すると、フェルナンドは顎に手を当てて熟考した後に、首を縦に一度動かした。
「わかりました。僕が出来る範囲でしたら、なんとかしてみせましょう。ですが、できるかぎり表立っては動かないでください。クラリスの張っている諜報網の全てを、僕が握っているわけではないんですから。もっとも、そんなことはあなたが一番ご存知だとは思いますが……」
「ああ。出来る限り、事が始まるまでは目立たないようにする。というわけで、交渉成立だね。では、今後の細かい日程や方針は、明日にでも皆に伝えるから、取り敢えずはそのつもりでいてくれ。じゃあ、改めて解散」
この場ではそれ以上口にするつもりはないとばかりに、ユイは皆に向けて改めて解散を告げると、呼び出された面々は順に執務室から退室していく。
そうして、その場にはユイ一人が残された。
彼は先程まで浮かべていた笑みを表情から消し去ると、引き出しからひとつの資料を取り出した。この資料がユイの下にもたらされてから、何度も何度も確認するように目を通してきたその文面を目でなぞると、彼はいつもの様に小さな溜め息を吐き出す。
そして再び彼は資料を引き出しへとしまうと、最初のように足を机の上へと投げ出した。
午後の穏やかな日差しに誘われ、その目を閉じようとしたところで、彼はノックなしに彼の部屋のドアが静かに開けられた事に気がつく。
「君か……今日は、君をここに呼んだつもりはなかったんだけど?」
珍しく酒の香りを漂わせていない視線の先の人物に向かい、ユイは穏やかな声でそう告げる。
「……隊長。本気で奴らと戦うつもりなのかい?」
ノックさえすることなく、部屋の中に入り込んできた赤髪の女性は、目の前の上官の言動を無視して、そう問いを発した。
「ああ、君には申し訳ないが、ここで帝国にこけてもらう訳にはいかない。

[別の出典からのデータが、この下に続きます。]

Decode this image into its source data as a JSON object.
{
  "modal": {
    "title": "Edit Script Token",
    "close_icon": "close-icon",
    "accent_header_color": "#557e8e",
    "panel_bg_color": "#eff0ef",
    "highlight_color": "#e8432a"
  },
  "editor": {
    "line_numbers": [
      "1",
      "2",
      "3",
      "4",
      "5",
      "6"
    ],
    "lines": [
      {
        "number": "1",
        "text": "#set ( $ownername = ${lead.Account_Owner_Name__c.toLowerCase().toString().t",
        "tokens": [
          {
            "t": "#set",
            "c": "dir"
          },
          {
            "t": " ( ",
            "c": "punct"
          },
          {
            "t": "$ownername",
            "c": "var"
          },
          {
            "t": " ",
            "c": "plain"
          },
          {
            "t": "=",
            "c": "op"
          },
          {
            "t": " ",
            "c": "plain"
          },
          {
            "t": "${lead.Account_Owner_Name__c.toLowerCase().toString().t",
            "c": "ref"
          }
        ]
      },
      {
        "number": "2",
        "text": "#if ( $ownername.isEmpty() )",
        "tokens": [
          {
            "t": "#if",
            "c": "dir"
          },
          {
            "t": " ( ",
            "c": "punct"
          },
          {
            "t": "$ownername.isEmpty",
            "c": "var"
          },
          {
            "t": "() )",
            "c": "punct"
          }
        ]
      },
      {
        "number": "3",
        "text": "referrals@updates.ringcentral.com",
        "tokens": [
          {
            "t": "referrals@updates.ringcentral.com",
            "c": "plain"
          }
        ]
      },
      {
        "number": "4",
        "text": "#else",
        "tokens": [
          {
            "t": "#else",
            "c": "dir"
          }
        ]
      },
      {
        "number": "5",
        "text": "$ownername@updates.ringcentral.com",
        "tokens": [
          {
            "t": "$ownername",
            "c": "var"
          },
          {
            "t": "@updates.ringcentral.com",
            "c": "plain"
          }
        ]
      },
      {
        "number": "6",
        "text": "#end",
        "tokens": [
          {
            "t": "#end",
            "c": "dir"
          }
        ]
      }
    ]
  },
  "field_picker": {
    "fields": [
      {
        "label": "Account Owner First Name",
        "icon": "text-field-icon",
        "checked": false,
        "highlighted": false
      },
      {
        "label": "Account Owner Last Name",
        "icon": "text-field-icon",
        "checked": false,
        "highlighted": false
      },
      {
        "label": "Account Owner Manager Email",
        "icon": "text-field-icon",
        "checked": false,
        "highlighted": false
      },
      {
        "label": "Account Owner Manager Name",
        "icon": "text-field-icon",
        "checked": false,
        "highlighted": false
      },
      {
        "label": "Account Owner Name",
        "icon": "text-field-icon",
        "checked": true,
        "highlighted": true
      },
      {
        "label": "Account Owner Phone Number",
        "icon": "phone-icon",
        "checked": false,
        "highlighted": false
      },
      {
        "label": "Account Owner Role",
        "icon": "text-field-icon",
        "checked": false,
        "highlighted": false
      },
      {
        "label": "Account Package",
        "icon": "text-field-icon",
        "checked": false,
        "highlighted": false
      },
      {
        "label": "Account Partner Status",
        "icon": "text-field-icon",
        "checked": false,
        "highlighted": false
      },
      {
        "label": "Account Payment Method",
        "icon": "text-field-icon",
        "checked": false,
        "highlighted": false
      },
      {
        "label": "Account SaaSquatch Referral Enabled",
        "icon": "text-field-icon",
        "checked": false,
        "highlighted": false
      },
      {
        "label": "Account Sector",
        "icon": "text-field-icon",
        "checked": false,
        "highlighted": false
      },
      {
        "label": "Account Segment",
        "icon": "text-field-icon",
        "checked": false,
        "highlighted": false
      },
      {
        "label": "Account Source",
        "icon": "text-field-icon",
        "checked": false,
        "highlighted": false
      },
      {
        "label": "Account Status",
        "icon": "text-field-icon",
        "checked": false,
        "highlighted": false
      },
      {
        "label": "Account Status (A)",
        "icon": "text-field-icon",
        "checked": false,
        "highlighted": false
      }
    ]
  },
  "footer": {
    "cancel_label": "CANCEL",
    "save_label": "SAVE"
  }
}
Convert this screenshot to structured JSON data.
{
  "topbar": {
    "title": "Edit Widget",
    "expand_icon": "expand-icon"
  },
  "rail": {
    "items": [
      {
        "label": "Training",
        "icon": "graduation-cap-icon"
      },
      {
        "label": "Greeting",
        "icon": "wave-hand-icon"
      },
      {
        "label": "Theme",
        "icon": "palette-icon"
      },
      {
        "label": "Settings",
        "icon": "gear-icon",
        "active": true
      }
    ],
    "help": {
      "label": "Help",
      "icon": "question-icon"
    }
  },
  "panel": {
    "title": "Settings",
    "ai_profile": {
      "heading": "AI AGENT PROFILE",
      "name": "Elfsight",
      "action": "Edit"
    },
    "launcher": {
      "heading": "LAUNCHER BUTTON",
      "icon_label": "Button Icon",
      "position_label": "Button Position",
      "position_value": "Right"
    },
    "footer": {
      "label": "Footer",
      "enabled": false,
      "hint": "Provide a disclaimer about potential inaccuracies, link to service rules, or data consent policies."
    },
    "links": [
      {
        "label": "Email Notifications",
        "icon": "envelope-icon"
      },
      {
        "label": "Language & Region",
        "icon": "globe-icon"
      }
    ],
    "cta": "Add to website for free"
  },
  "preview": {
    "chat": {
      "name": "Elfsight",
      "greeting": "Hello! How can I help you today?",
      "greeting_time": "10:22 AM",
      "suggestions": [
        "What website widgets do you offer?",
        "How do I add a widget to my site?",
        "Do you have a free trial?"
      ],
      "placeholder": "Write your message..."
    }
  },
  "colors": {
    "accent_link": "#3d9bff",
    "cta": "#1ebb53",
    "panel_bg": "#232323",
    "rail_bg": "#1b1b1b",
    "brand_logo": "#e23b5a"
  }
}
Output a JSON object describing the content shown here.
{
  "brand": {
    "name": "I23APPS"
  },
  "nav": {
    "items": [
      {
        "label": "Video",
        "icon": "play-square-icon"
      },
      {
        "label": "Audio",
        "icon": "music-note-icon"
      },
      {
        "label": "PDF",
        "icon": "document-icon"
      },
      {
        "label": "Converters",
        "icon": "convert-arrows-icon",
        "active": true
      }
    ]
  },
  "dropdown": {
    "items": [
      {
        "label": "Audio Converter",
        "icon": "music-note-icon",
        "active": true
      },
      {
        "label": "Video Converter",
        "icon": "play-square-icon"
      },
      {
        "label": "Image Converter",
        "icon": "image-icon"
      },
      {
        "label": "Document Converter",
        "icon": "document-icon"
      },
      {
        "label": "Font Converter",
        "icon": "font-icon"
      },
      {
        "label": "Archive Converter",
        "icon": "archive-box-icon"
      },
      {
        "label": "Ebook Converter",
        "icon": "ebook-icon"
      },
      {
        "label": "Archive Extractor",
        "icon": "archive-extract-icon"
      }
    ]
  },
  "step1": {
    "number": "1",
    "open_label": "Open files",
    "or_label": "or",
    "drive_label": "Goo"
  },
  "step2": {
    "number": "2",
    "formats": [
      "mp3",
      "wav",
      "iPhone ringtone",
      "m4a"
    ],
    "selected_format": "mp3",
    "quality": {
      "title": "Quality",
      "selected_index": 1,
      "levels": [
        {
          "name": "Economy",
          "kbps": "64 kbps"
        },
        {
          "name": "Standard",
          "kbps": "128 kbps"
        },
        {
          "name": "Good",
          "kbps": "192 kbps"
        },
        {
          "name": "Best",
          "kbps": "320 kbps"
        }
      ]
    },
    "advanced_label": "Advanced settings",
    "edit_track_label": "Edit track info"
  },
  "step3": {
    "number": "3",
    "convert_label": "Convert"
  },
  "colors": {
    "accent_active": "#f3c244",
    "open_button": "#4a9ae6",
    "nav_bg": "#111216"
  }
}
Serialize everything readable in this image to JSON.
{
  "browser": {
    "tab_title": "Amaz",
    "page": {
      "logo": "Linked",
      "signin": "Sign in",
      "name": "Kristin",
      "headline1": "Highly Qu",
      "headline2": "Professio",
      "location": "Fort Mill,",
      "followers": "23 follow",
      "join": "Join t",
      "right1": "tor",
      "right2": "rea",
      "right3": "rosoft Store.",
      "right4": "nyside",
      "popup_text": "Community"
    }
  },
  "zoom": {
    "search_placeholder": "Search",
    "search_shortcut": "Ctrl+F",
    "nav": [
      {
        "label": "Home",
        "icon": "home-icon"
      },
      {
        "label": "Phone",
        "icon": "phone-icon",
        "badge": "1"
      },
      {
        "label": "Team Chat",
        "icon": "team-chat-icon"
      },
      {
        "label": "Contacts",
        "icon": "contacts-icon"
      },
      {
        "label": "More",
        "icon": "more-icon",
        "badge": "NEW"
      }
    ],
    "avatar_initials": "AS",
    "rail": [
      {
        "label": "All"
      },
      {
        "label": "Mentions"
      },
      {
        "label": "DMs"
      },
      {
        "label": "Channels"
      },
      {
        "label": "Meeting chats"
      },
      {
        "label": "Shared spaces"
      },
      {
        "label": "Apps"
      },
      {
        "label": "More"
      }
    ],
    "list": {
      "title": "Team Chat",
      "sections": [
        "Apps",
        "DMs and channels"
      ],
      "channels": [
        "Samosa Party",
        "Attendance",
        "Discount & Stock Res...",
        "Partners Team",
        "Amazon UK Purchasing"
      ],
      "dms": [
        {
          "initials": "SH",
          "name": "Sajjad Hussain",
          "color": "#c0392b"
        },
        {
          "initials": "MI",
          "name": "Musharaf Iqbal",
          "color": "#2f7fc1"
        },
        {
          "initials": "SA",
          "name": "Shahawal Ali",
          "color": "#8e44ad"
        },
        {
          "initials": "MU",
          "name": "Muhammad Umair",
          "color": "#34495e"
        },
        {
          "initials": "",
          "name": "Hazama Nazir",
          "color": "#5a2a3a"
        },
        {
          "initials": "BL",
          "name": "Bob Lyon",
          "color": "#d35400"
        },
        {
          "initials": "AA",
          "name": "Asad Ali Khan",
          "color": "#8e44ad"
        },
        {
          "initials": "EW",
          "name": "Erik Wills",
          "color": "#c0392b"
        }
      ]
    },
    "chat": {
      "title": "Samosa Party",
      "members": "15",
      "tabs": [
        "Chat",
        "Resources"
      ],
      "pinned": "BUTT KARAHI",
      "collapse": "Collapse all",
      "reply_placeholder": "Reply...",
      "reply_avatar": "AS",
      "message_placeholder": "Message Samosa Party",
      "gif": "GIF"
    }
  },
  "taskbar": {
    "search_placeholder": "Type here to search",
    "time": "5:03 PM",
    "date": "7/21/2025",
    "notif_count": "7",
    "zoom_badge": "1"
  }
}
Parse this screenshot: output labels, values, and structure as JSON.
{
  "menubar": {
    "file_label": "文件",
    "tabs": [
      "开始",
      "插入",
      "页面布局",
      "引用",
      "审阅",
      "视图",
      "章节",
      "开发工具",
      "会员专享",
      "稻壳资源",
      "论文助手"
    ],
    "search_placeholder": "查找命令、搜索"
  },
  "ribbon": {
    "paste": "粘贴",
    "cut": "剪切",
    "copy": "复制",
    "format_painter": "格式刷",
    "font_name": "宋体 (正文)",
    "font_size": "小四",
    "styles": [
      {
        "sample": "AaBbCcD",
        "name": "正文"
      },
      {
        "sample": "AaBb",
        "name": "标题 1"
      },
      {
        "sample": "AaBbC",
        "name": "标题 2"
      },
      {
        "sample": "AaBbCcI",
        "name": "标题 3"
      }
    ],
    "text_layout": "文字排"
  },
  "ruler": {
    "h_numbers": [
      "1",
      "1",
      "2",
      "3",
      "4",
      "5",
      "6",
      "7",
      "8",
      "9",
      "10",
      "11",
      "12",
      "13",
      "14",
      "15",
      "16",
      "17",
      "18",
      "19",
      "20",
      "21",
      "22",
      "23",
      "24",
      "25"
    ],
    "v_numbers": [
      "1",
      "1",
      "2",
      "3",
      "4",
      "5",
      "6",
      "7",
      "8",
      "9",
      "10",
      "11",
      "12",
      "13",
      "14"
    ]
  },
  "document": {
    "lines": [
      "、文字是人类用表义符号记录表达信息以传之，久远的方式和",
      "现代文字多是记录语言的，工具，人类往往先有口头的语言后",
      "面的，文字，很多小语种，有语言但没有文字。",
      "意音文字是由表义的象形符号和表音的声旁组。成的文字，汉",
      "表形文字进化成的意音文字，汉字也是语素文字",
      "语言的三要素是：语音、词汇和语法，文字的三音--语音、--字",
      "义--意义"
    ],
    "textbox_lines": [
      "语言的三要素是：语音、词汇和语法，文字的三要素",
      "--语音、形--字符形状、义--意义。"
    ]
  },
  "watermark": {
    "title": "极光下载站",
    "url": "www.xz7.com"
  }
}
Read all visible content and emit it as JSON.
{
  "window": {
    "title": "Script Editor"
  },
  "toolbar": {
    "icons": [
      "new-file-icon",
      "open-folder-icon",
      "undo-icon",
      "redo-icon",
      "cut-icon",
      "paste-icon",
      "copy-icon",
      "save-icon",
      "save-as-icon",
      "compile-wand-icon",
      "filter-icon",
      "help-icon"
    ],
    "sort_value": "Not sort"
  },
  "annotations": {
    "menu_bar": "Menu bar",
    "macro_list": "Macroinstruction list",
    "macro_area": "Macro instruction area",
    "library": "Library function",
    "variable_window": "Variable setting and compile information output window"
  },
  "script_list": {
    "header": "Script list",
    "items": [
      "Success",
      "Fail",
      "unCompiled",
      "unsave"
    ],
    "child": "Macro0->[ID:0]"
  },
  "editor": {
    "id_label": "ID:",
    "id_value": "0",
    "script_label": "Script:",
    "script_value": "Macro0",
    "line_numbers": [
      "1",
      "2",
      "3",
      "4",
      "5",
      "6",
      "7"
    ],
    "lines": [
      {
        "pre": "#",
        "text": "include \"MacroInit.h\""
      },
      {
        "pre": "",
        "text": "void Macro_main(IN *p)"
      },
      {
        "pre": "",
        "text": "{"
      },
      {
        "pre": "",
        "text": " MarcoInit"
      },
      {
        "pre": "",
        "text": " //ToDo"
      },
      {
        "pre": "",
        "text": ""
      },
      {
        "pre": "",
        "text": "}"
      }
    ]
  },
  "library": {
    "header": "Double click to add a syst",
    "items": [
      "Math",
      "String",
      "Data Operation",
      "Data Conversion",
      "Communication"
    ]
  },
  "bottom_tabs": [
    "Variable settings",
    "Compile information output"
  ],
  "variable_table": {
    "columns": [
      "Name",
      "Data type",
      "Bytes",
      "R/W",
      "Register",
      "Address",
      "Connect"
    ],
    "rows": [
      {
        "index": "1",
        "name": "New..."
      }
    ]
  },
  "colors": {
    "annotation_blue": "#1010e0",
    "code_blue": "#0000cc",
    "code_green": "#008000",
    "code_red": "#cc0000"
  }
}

それ以外に理由がないわけではないけど、レムリアックの立場からも、現状ではまだ最大の取引相手を失うわけにはいかないからね。もちろん、君は思うところがあるだろうし、今回はのんびり酒でも飲んで、休んでいてくれたらいい」
「いえ。私にそんな気遣いは結構です」
「私……結構ですって……え?」
聞き慣れぬ彼女の言葉遣いに戸惑いを感じ、ユイは思わずバランスを崩すと、椅子から転げ落ちた。
強く打った背中をさすりながら立ち上がるも、そんな彼の姿に茶々すら入れること無く、赤髪の女性は彼をまっすぐに見つめる。
そして誰よりも粗暴で、誰よりも自由奔放であった彼女は、他の誰にも見せたことの無い真剣な表情で、上官に向かって言葉を発した。
「隊長……いえ、ユイ・イスターツ閣下。私、ナーニャ・ディオラムから一つお願いがございます。もし宜しければ、お聞き届けいただけませんでしょうか?」
彼女はそう口にすると、上官に向けてゆっくりとそして気品を漂わせながら、優雅に一礼した。